Sermon Summary: "A Prophet for a Prolonged Pandemic"
In the book of Habakkuk, the prophet cries out to God; lamenting the nation’s apostasy and that the wicked were afflicting the righteous. Far from sitting idly by, God informs Habakkuk that He is aware and is using the Babylonias to punish Israel. The Lord assures him that the righteous will continue to live by faith, and the Babylonians will surely be judged for their own wickedness. Habakkuk responds humbly by: 1) expressing trust in God’s justice and mercy, 2) patiently waiting for His timing, and 3) rejoicing in God rather than in the prosperity that the Babylonians would soon destroy. In light of the coronavirus pandemic, CJ encourages us to respond to future uncertainty and difficulty like Habakkuk. We should lift our eyes from our suffering to our salvation and take our joy from Jesus’ substitutionary work on the cross for our sins!
1. How has CJ’s sermon on Habakkuk 3 influenced how you think about God’s promises and activity in times of suffering?
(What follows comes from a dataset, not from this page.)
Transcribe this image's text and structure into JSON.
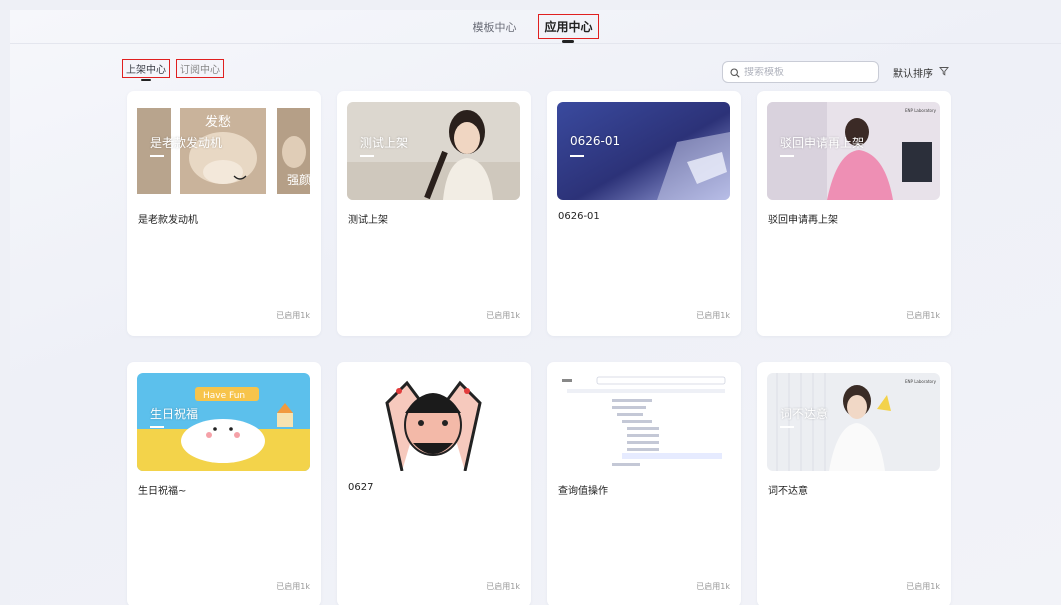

2. Consider Ferguson’s summary of Flavel’s The Mystery of Providence:
- God is in control of the universe.
- God is working out his perfect purposes.
- God is not my servant.
- God’s ways are far more mysterious and wonderful than I can understand.
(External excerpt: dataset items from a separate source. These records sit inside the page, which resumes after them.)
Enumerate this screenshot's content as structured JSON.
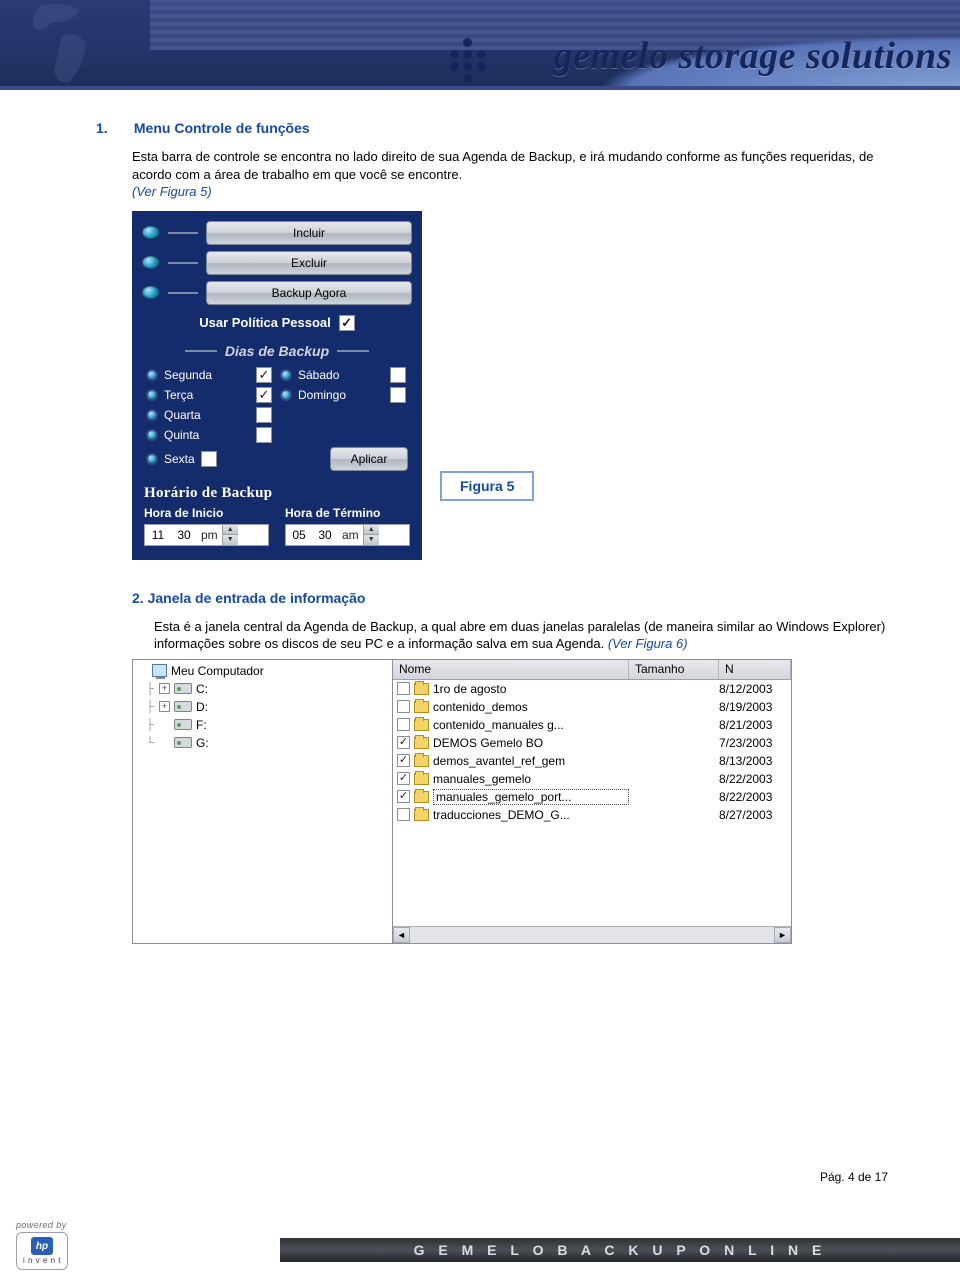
{
  "banner": {
    "brand": "gemelo storage solutions"
  },
  "section1": {
    "num": "1.",
    "title": "Menu Controle de funções",
    "body": "Esta barra de controle se encontra no lado direito de sua Agenda de Backup, e irá mudando conforme as funções requeridas, de acordo com a área de trabalho em que você se encontre.",
    "ref": "(Ver Figura 5)"
  },
  "fig5": {
    "buttons": {
      "incluir": "Incluir",
      "excluir": "Excluir",
      "backup_agora": "Backup Agora"
    },
    "usar_politica": "Usar Política Pessoal",
    "usar_politica_checked": true,
    "dias_header": "Dias de Backup",
    "days": {
      "segunda": {
        "label": "Segunda",
        "checked": true
      },
      "sabado": {
        "label": "Sábado",
        "checked": false
      },
      "terca": {
        "label": "Terça",
        "checked": true
      },
      "domingo": {
        "label": "Domingo",
        "checked": false
      },
      "quarta": {
        "label": "Quarta",
        "checked": false
      },
      "quinta": {
        "label": "Quinta",
        "checked": false
      },
      "sexta": {
        "label": "Sexta",
        "checked": false
      }
    },
    "aplicar": "Aplicar",
    "horario_header": "Horário de Backup",
    "inicio_label": "Hora de Inicio",
    "termino_label": "Hora de Término",
    "time_inicio": {
      "hh": "11",
      "mm": "30",
      "ampm": "pm"
    },
    "time_termino": {
      "hh": "05",
      "mm": "30",
      "ampm": "am"
    },
    "caption": "Figura      5"
  },
  "section2": {
    "num": "2.",
    "title": "Janela de entrada de informação",
    "body": "Esta é a janela central da Agenda de Backup, a qual abre em duas janelas paralelas (de maneira similar ao Windows Explorer) informações sobre os discos de seu PC e a informação salva em sua Agenda.",
    "ref": "(Ver Figura 6)"
  },
  "fig6": {
    "tree": {
      "root": "Meu Computador",
      "drives": [
        "C:",
        "D:",
        "F:",
        "G:"
      ]
    },
    "columns": {
      "name": "Nome",
      "size": "Tamanho",
      "date": "N"
    },
    "rows": [
      {
        "checked": false,
        "name": "1ro de agosto",
        "date": "8/12/2003"
      },
      {
        "checked": false,
        "name": "contenido_demos",
        "date": "8/19/2003"
      },
      {
        "checked": false,
        "name": "contenido_manuales g...",
        "date": "8/21/2003"
      },
      {
        "checked": true,
        "name": "DEMOS Gemelo BO",
        "date": "7/23/2003"
      },
      {
        "checked": true,
        "name": "demos_avantel_ref_gem",
        "date": "8/13/2003"
      },
      {
        "checked": true,
        "name": "manuales_gemelo",
        "date": "8/22/2003"
      },
      {
        "checked": true,
        "name": "manuales_gemelo_port...",
        "date": "8/22/2003",
        "focused": true
      },
      {
        "checked": false,
        "name": "traducciones_DEMO_G...",
        "date": "8/27/2003"
      }
    ]
  },
  "footer": {
    "page": "Pág. 4 de 17",
    "powered_by": "powered by",
    "hp": "hp",
    "invent": "i n v e n t",
    "bar": "G E M E L O   B A C K U P   O N L I N E"
  }
}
- God is good-all the time; I can trust him-all of the time.
- God’s timetable is not the same as mine.
Which of these truths challenges your current attitude toward the pandemic and encourages you to freshly rest in the character of our God? What scriptures can you take with you to strengthen you in this area of belief?
3. Habakkuk said “Though the fig tree should not blossom…yet I will rejoice in the Lord; I will take joy in the God of my salvation.” What is your list of “thoughs”?
4. CJ noted Habakkuk is not unaware of suffering, unaffected by suffering, indifferent to those who suffer but he has turned his attention most importantly to the God who saves him from judgment. In this peculiarly difficult time, what might you do to help your brothers and sisters maintain a greater awareness of God’s salvation than of their present or anticipated suffering?